Feature image from: Coastal Connections




  1. I love that you made this post. Every time I read your newest post, I realize how much our interests match 😀 I love making compost and natural fertilizers, but now I live in an apartment. At first I kept doing compost (totally doable, free of odor or anything gross) but I didn’t get much sunlight. I don’t feel like torturing more plants (some die, others grow long stems and clearly struggle to get as much light as possible) so I stopped propagating plants and doing my own compost and fertilizers. But those recipes you gave are great! I have made the rose recipe and they do grow strong and flower a lot. Broken egg shells can also help as a mechanical barrier against slugs 😀

    Liked by 1 person

    1. I wrote a thesis in college about the mentally ill. Your comment….about the sunlight and struggle for light, was my illustration. Boy did you bring me back, my brain is flooding with memories, thank you.
      I agree with you. I love speaking with people who have the same interests! I would love to see some of your ideas Alicia. I did write a post about gardening for renters in small places. It is here: https://kelleysdiy.com/2017/06/15/gardening-ideas-for-renters/ if you haven’t read it. It may give you ideas!

      Liked by 1 person

      1. Interesting 😀 I hope they were all good memories, hehe. Thank you Kelley! I’ll check the link. I just asked for a review copy about kokedama so, I will be making some and take the opportunity to show you pictures of my plants and some creative solutions I came up with when trying to grow a garden indoors 😀


      2. I will take pics of them for sure 😀 although, they are not only bonsai, they can be normal plants as well (even grown up trees), only thing is that they are suspended on the air and the roots are contained in a ball of soil and moss. I’m just waiting for sunnier days to start experimenting with it 😀

        Liked by 1 person

  2. We’ve composted for years but likely never properly like this post outlines. But our composting efforts seem to work 🙂 We just throw all the bits in a bin that we rotate and we stop composting in late October to let it “cook” through the Winter into the Spring.

    Liked by 1 person

  3. I love composting, I love how it turns poor soil into nutrient rich soil. I love working in the dirt and I have worked so hard with the soil here it is pure hard red clay yuk so hard to work with. I love your quick recipes, I’m going to start mine in the AM. I buy worms and add to a new compost and when I use the compost the worms go right in with the compost, they must love it because my flower beds are full of worms, that continue to help the soil. I have to admit the first time I opened the container of worms to dump them I got a little quezzie, haha. Great post, can’t wait to tr some of these.

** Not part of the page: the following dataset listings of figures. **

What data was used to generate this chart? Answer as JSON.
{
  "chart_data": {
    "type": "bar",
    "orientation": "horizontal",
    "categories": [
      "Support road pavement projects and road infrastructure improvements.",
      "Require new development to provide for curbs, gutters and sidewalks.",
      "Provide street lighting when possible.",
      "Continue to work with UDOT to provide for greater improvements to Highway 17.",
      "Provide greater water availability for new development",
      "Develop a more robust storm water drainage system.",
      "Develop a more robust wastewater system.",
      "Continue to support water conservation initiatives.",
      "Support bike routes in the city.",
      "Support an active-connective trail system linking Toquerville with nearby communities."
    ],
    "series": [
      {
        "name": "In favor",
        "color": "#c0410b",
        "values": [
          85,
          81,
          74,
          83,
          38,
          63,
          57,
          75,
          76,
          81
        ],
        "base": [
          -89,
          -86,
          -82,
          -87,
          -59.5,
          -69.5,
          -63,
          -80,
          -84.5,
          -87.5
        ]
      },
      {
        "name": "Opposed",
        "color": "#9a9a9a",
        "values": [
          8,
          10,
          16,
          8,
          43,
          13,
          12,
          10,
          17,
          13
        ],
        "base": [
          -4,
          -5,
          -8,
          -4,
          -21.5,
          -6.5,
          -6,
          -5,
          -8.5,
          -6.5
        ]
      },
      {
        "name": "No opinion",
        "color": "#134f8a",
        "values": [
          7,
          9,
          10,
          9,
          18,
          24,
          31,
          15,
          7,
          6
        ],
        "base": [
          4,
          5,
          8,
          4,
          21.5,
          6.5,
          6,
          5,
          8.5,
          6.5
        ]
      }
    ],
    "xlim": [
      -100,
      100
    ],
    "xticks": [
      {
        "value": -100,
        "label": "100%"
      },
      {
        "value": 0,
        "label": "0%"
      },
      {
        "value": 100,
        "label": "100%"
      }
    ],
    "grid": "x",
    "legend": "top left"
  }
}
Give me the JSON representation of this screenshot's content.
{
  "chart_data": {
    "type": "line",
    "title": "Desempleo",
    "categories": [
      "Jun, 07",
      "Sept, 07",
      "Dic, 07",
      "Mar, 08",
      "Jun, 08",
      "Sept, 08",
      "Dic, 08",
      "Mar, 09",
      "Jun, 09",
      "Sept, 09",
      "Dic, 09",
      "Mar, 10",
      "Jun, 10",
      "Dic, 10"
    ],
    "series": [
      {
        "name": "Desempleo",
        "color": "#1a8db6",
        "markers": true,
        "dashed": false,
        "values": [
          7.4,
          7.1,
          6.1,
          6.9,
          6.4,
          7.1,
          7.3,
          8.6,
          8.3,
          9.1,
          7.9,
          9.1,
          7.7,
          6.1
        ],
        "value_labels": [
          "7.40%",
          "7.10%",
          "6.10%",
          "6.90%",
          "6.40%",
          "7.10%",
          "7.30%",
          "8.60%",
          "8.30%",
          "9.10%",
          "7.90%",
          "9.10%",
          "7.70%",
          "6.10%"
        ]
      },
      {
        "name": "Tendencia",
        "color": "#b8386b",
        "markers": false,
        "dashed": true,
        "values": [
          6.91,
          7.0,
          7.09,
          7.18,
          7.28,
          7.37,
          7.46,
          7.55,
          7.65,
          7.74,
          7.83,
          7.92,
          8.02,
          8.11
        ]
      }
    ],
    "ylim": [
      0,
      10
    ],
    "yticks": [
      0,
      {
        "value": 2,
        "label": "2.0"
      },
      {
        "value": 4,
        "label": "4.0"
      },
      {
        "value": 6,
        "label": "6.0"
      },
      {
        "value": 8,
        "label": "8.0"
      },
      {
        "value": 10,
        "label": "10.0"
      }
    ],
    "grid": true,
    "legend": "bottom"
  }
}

      1. Well, I think that Trona is probably one of those places that you do not want to go; although I happen to be considering buying a winter home there.


    1. You will love the taste and texture of the veggies you grow. Start with garlic cloves. Just bury a clove 3-4 inches, fat side down, and in 5 days you will see sprouts. The garlic, when grown, will be the most flavorful garlic you have tasted. Easy for beginner. If you have roses, plant garlic around them, to keep bugs away!